We’re proud of our rich history. We’ve been working with sheet metal since around 1910. Orville Gunther (1912 – 2007) gave the following history of the company in 2002: Carl Gunther emigrated from Germany in 1896 after his graduation from a four-year apprenticeship in the metalworking trade. He worked various jobs in Salt Lake City.
After he married, he purchased a small farm in Lehi and established a small sheet metal shop near his home about 1910. He named the shop “Carl Gunther Sheet Metal Works.”
In 1929, Carl was called to serve a mission for the Church of Jesus Christ of Latter-day Saints. His son Orville was a high school senior at the time. Orville had worked with his father and intended to continue in the trade after his high school graduation, so he ended up operating the shop during Carl’s absence.
He changed the name to “Lehi Sheet Metal Shop” and later to “Gunther Sheet Metal Works.” After Carl returned, Orville worked in the business until he was called to serve a mission in Germany and Austria from 1931-1934. After Orville returned from Austria, the Depression was so severe that Carl had little work in the shop.
Orville changed his plans and studied teaching at BYU. He taught history at American Fork High School from 1936-1940. However, Orville still loved the trade and was anxious for the school day to end so he could work in the shop after school. Orville was asked to teach the sheet metal trade at Provo High School in 1940.
There was a shortage of skilled workers in all trades at the time. This was a federal program to train workers to become skilled in the industry in anticipation of the country’s engagement in World War II. The program later became Central Utah Vocational School and is now a part of Utah Valley State College in Orem.
The shop grew as Carl and Orville continued to work together. In 1942, Carl was killed while working in the trade. Orville decided to leave teaching so he could operate the business full-time. He moved the business to 31 North 100 West in American Fork. He hired students from Central Utah Vocational School and men who were laid off from shops that closed due to the Depression and war.

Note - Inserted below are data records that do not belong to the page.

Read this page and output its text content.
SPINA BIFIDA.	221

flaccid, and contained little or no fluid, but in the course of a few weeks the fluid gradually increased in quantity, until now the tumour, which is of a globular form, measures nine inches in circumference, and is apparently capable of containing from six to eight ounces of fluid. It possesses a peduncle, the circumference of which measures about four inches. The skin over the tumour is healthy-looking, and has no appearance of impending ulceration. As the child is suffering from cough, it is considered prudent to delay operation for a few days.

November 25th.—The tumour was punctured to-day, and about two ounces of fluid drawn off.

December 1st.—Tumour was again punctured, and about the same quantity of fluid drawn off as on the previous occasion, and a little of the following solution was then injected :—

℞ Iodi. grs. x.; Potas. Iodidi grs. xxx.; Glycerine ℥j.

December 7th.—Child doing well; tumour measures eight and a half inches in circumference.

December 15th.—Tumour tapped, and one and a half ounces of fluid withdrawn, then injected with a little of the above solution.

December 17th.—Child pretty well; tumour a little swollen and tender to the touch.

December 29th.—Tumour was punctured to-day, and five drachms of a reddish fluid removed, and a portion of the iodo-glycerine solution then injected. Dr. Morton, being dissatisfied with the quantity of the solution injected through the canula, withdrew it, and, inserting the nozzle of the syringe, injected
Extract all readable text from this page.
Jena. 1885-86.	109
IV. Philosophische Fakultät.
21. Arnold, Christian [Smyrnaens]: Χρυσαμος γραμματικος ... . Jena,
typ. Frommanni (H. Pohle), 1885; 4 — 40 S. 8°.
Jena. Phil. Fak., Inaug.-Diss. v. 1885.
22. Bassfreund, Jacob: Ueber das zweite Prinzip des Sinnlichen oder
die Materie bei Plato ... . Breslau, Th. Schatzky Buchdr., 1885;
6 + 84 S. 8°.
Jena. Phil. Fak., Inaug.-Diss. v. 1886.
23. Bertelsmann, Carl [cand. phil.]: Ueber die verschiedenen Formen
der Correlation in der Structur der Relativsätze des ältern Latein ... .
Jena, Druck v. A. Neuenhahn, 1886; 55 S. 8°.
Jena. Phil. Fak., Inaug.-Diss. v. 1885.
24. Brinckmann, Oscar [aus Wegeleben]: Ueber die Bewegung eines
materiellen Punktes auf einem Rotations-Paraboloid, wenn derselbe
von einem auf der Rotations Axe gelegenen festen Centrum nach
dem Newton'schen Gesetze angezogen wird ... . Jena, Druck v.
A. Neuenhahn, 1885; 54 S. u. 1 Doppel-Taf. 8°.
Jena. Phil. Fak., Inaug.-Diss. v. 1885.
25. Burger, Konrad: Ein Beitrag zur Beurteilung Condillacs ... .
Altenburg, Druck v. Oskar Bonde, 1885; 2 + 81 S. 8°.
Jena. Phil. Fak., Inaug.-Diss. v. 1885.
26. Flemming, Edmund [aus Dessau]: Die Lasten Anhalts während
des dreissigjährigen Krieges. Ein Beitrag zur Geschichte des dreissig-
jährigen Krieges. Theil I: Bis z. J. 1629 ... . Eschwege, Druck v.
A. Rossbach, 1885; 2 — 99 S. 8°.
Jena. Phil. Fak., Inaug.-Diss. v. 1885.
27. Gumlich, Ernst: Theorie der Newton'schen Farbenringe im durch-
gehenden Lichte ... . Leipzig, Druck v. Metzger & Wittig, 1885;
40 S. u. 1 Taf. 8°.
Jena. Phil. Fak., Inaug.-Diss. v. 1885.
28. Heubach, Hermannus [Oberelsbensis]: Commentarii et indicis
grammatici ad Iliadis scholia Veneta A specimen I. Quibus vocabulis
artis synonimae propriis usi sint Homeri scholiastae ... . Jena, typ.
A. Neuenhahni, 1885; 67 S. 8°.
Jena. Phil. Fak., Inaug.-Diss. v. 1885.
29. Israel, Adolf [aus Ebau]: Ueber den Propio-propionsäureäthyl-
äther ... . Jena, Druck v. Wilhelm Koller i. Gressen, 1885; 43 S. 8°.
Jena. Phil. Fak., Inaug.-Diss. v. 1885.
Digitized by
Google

Most of these employees were loyal and worked for many years at the shop. At the end of the war, steel was in short supply. Orville was able to buy steel and continue in business because of his knowledge and contacts. He branched out into the heating business, and later into the air conditioning business. Competition became very keen, so Orville made the decision to provide quality materials, equipment, and labor.
This philosophy turned out to be sound, as the company is the oldest operating heating and air conditioning business in Utah County. The business was incorporated in 1960. Orville’s son Dale became President when Orville was called to serve a mission in 1967. Dale changed the name to “Gunthers Heating, Cooling, and Plumbing” to emphasize the direction the company had taken with heating and air conditioning rather than general sheet metal. He also put more emphasis on growth, in commercial business as well as residential.
The company moved to 81 South 700 East in American Fork in 1985, where it continues today with the same philosophy established by Orville: “We will meet or exceed our customers’ expectations while we stay within the budget.”